Right now, with intricate technology at his disposal, via Alan Judd's Leopard Moon Studios in Westville, Finchy sounds even better. Judd is co-producer with acoustic guitar legend Dave Marks and Finch himself.
It's the kind of technology that was never available when Finch was thrown into the musical deep end at age 18 by Mel (Green), Mel (Miller) and Julian (Laxton) in Durban.
"Sing, man" they told him. And he did. He played his first regular gig on the sedate Al Fresco hotel's veranda, in among the huge, weeping, palm trees, on the Esplanade. Finch has hung-ten on many waves since then. He's also played in London, done Stockholm, had his album Playgrounds in Paradise (with Kenny Henson), used as the sound track to a major surfing movie. He's done folk festivals, inside concerts, open-air gigs. Name it, he's done it. Now he lives in Cape Town, with regular slots at the Oak Lodge in Gardens, and uses his hands "to build things". It's his "other" job.
But it's the music that matters most. Finchy has never changed - the steamroller, galloping syncopated chords, the flat country drawl - the agonising, beautiful self-penned songs. They've set him apart since 1966 - and created 10 albums for him.
He's called this one Hero of Heroes and it speaks of the open road, bikers, angels and freedom. It's vintage Finch - with a tribute to his daughter called Tansy, and a song about his brother who lives at Folley Beach in South Carolina, among others.
But he lets loose with Ramsay McKay's seminal Orang Outang, adding extra words to this relatively unknown anthem of Africa. Music from a home-made Zulu violin (nDloko) introduces the track. Finch says: "I was in Dave Marks' lounge when this fellow walked past in Currie Road, playing this music. I shot up, ran out and grabbed him - he was playing just what I wanted for the track. His name is John Gcaba - and we put him the studio and onto the CD."

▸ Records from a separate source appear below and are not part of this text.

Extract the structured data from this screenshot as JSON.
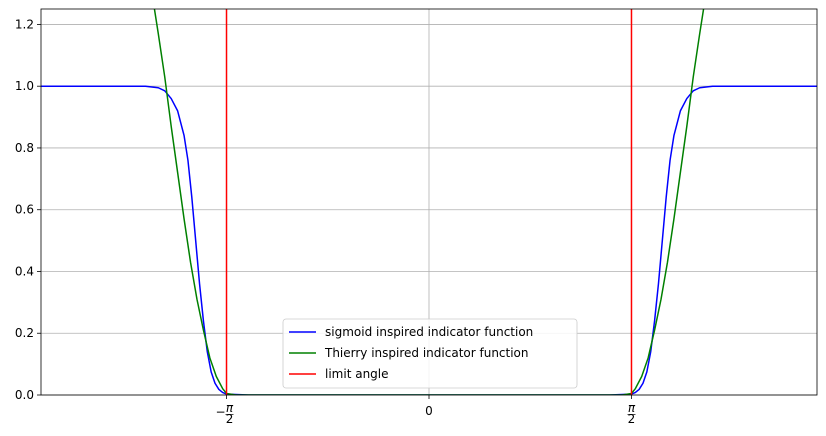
{
  "chart_data": {
    "type": "line",
    "title": "",
    "xlabel": "",
    "ylabel": "",
    "xlim": [
      -3.01,
      3.01
    ],
    "ylim": [
      0,
      1.25
    ],
    "grid": true,
    "legend_position": "bottom-center",
    "x_ticks": [
      {
        "value": -1.5708,
        "label": "-π/2"
      },
      {
        "value": 0,
        "label": "0"
      },
      {
        "value": 1.5708,
        "label": "π/2"
      }
    ],
    "y_ticks": [
      {
        "value": 0.0,
        "label": "0.0"
      },
      {
        "value": 0.2,
        "label": "0.2"
      },
      {
        "value": 0.4,
        "label": "0.4"
      },
      {
        "value": 0.6,
        "label": "0.6"
      },
      {
        "value": 0.8,
        "label": "0.8"
      },
      {
        "value": 1.0,
        "label": "1.0"
      },
      {
        "value": 1.2,
        "label": "1.2"
      }
    ],
    "series": [
      {
        "name": "sigmoid inspired indicator function",
        "color": "#0000ff",
        "x": [
          -3.01,
          -2.6,
          -2.2,
          -2.1,
          -2.05,
          -2.0,
          -1.95,
          -1.9,
          -1.87,
          -1.84,
          -1.81,
          -1.78,
          -1.75,
          -1.72,
          -1.69,
          -1.66,
          -1.63,
          -1.6,
          -1.57,
          -1.4,
          0,
          1.4,
          1.57,
          1.6,
          1.63,
          1.66,
          1.69,
          1.72,
          1.75,
          1.78,
          1.81,
          1.84,
          1.87,
          1.9,
          1.95,
          2.0,
          2.05,
          2.1,
          2.2,
          2.6,
          3.01
        ],
        "y": [
          1.0,
          1.0,
          1.0,
          0.995,
          0.985,
          0.96,
          0.92,
          0.84,
          0.76,
          0.64,
          0.5,
          0.36,
          0.24,
          0.14,
          0.075,
          0.038,
          0.018,
          0.008,
          0.003,
          0.0,
          0.0,
          0.0,
          0.003,
          0.008,
          0.018,
          0.038,
          0.075,
          0.14,
          0.24,
          0.36,
          0.5,
          0.64,
          0.76,
          0.84,
          0.92,
          0.96,
          0.985,
          0.995,
          1.0,
          1.0,
          1.0
        ]
      },
      {
        "name": "Thierry inspired indicator function",
        "color": "#008000",
        "x": [
          -2.13,
          -2.1,
          -2.05,
          -2.0,
          -1.95,
          -1.9,
          -1.85,
          -1.8,
          -1.75,
          -1.7,
          -1.65,
          -1.6,
          -1.57,
          -1.5,
          0,
          1.5,
          1.57,
          1.6,
          1.65,
          1.7,
          1.75,
          1.8,
          1.85,
          1.9,
          1.95,
          2.0,
          2.05,
          2.1,
          2.13
        ],
        "y": [
          1.25,
          1.17,
          1.03,
          0.87,
          0.72,
          0.57,
          0.43,
          0.31,
          0.21,
          0.12,
          0.06,
          0.02,
          0.005,
          0.0,
          0.0,
          0.0,
          0.005,
          0.02,
          0.06,
          0.12,
          0.21,
          0.31,
          0.43,
          0.57,
          0.72,
          0.87,
          1.03,
          1.17,
          1.25
        ]
      },
      {
        "name": "limit angle",
        "color": "#ff0000",
        "segments": [
          {
            "x": [
              -1.5708,
              -1.5708
            ],
            "y": [
              0,
              1.25
            ]
          },
          {
            "x": [
              1.5708,
              1.5708
            ],
            "y": [
              0,
              1.25
            ]
          }
        ]
      }
    ]
  }
}
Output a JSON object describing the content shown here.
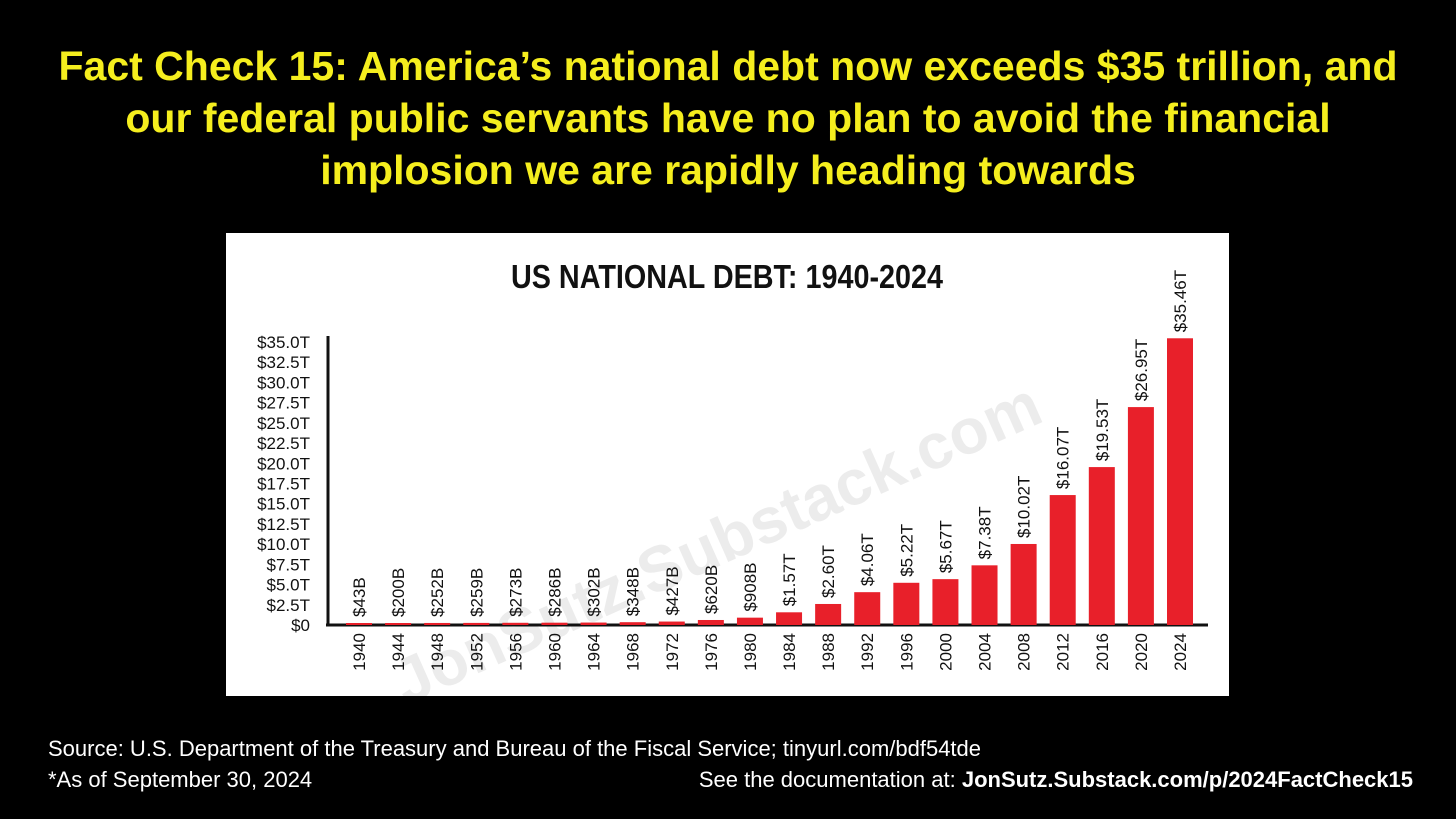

Another classic is Finch's arrangement of the traditional Freedom/Motherless Child (which Ritchie Havens made famous at Woodstock). A symphonic synthesiser, nudging itself through the bridge, adds a superb, ethereal, shivering touch.
But Finch's final track is beautiful. He's called it Positively No Bob Dylan, and is an ironic catchy throwaway. Finch does not play Bob Dylan - and the lyrics tell why. He says: "I wrote it after seeing Bob Dylan in concert at the Wembley Arena in London last year - that was a gas."
So is the album. "We put it all together in six weeks," says Finch, modestly. "It was a superb time."
And from the master of country rock, a superb album.